神戸医療産業都市は、①理研・大学などの基礎研究産学連携拠点、②中央市民病院を中心とした高度専門病院群、③300社超の医療関連企業群において、実効性の高い産学官連携を実現し、国内最大級のバイオ・メディカル・クラスターに成長を遂げました。
2. インフラの整備状況
医療機器開発に必要なインフラとしては、基礎研究産学連携拠点では、理化学研究所、先端医療センター(研究所)のほか、神戸大学、甲南大学、神戸学院大学などの6大学が立地しております。更に、この春には、理化学研究所の神戸における4つめの施設として「融合連携イノベーション推進棟」が、更には抗体医薬の国際基準に適合して製造する高度・高効率な次世代の製造技術開発を行うためのGMP施設「次世代バイオ医薬品製造技術基盤開発施設」が開所しました。

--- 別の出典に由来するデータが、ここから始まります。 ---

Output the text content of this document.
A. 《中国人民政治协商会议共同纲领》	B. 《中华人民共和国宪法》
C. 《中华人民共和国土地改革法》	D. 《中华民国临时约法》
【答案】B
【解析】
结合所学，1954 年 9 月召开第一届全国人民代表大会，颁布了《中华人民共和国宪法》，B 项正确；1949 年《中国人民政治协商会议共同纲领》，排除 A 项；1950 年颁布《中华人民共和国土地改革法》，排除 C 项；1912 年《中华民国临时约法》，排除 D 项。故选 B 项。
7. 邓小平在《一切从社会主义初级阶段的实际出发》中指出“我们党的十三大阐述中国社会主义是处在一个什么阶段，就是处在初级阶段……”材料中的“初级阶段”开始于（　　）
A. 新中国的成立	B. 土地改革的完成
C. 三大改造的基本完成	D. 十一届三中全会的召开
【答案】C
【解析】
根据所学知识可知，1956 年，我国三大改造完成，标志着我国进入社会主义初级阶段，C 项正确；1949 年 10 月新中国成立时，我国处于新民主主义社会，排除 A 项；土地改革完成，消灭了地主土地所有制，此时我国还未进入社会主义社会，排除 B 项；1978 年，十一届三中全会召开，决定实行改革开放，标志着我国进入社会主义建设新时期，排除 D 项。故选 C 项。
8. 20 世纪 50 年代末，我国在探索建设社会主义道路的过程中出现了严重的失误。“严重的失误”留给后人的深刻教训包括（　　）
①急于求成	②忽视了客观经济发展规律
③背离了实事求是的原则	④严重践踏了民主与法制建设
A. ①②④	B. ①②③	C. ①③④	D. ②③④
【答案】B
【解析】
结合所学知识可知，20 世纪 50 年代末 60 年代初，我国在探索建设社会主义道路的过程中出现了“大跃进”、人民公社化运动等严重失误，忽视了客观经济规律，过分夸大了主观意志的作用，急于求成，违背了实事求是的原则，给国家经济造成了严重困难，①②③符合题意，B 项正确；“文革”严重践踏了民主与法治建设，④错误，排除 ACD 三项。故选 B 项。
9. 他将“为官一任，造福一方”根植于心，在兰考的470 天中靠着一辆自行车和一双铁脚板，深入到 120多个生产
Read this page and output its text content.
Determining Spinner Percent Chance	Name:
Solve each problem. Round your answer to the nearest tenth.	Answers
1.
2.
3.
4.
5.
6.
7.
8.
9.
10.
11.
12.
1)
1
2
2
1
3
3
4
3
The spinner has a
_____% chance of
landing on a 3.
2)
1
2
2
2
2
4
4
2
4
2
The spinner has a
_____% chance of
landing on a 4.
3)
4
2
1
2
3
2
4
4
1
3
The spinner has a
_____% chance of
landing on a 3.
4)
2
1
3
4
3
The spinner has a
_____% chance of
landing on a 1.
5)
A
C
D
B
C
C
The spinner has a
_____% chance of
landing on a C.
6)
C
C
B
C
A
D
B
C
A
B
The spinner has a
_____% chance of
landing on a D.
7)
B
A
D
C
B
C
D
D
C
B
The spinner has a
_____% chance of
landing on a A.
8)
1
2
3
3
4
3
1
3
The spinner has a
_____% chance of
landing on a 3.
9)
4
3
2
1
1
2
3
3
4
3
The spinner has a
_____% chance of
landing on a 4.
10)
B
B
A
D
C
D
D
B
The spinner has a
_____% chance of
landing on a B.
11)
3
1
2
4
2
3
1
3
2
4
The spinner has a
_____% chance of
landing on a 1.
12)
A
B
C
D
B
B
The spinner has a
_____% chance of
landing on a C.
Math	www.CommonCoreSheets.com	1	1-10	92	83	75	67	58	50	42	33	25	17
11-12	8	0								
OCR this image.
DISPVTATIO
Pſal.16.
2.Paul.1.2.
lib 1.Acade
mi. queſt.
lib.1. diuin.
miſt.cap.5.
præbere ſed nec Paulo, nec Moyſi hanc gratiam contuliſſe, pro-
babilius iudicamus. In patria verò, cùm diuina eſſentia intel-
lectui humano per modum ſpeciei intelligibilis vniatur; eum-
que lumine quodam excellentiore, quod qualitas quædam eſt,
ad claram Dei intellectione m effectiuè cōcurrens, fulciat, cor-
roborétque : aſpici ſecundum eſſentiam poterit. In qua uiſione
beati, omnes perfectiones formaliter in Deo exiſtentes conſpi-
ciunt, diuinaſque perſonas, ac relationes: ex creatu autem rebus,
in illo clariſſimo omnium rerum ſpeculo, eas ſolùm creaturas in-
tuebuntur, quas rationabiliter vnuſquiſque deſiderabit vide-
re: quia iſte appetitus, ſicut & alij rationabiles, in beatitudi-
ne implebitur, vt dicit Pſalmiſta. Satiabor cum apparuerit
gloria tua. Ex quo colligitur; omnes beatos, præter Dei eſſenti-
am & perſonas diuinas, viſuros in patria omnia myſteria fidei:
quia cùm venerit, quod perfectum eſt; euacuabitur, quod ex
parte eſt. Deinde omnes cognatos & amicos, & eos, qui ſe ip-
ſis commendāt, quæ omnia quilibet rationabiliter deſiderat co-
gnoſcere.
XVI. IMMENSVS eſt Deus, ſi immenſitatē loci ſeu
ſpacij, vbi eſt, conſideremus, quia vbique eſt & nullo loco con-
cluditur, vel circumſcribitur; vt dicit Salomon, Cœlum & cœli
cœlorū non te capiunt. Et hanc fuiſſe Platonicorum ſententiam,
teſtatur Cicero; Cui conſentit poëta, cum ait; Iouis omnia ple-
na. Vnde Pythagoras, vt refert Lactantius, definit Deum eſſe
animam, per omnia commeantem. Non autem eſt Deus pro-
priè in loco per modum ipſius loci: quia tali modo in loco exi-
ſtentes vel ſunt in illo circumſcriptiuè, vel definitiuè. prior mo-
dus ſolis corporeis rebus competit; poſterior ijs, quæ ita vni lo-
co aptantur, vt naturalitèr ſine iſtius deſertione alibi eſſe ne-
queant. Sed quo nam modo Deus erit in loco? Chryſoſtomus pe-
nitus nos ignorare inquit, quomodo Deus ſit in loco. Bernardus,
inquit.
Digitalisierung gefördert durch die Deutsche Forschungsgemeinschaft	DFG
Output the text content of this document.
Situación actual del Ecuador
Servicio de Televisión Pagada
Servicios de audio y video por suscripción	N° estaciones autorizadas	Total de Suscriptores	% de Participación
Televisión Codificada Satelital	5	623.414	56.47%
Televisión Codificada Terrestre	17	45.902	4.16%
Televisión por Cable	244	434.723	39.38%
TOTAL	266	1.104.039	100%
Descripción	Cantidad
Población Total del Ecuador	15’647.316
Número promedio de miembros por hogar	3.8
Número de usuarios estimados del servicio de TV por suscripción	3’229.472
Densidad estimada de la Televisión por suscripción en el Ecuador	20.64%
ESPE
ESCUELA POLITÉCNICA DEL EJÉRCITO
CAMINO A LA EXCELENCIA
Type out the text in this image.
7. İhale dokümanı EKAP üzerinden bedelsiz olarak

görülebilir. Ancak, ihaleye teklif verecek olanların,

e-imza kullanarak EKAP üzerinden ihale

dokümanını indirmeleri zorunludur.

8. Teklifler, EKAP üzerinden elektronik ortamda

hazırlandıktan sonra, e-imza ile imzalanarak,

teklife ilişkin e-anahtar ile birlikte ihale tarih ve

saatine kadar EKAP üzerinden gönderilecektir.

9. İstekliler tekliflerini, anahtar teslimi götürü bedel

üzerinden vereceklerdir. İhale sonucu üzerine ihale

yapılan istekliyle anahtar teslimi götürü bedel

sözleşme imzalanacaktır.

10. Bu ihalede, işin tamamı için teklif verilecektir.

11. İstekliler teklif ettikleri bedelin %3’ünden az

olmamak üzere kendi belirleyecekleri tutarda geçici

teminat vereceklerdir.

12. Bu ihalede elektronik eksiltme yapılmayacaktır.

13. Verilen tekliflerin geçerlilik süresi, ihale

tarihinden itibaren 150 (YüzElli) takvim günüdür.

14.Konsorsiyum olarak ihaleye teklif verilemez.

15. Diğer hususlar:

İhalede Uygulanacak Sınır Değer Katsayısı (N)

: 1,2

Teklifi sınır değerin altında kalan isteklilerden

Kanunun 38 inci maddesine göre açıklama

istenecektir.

また、臨床の場であり、医療機器のニーズの宝庫である高度専門病院群においても、中核病院である中央市民病院、世界初のiPS細胞移植を成功させた先端医療センター病院のほか、がん(放射線治療などの低侵襲治療)・リハビリ・循環器・こども領域などに特化した高度専門病院群が既に神戸医療産業都市の中核施設として集積しており、平成28年度には県立こども病院(小児がんに重点をおいた新粒子線治療施設を併設予定)も移転・開院予定であります。
このように、医療機器開発に必要なインフラ施設について、企業のニーズを踏まえ年々拡充を図っており、今後もより魅力的な環境をできるよう、更なる充実を図っていく予定です。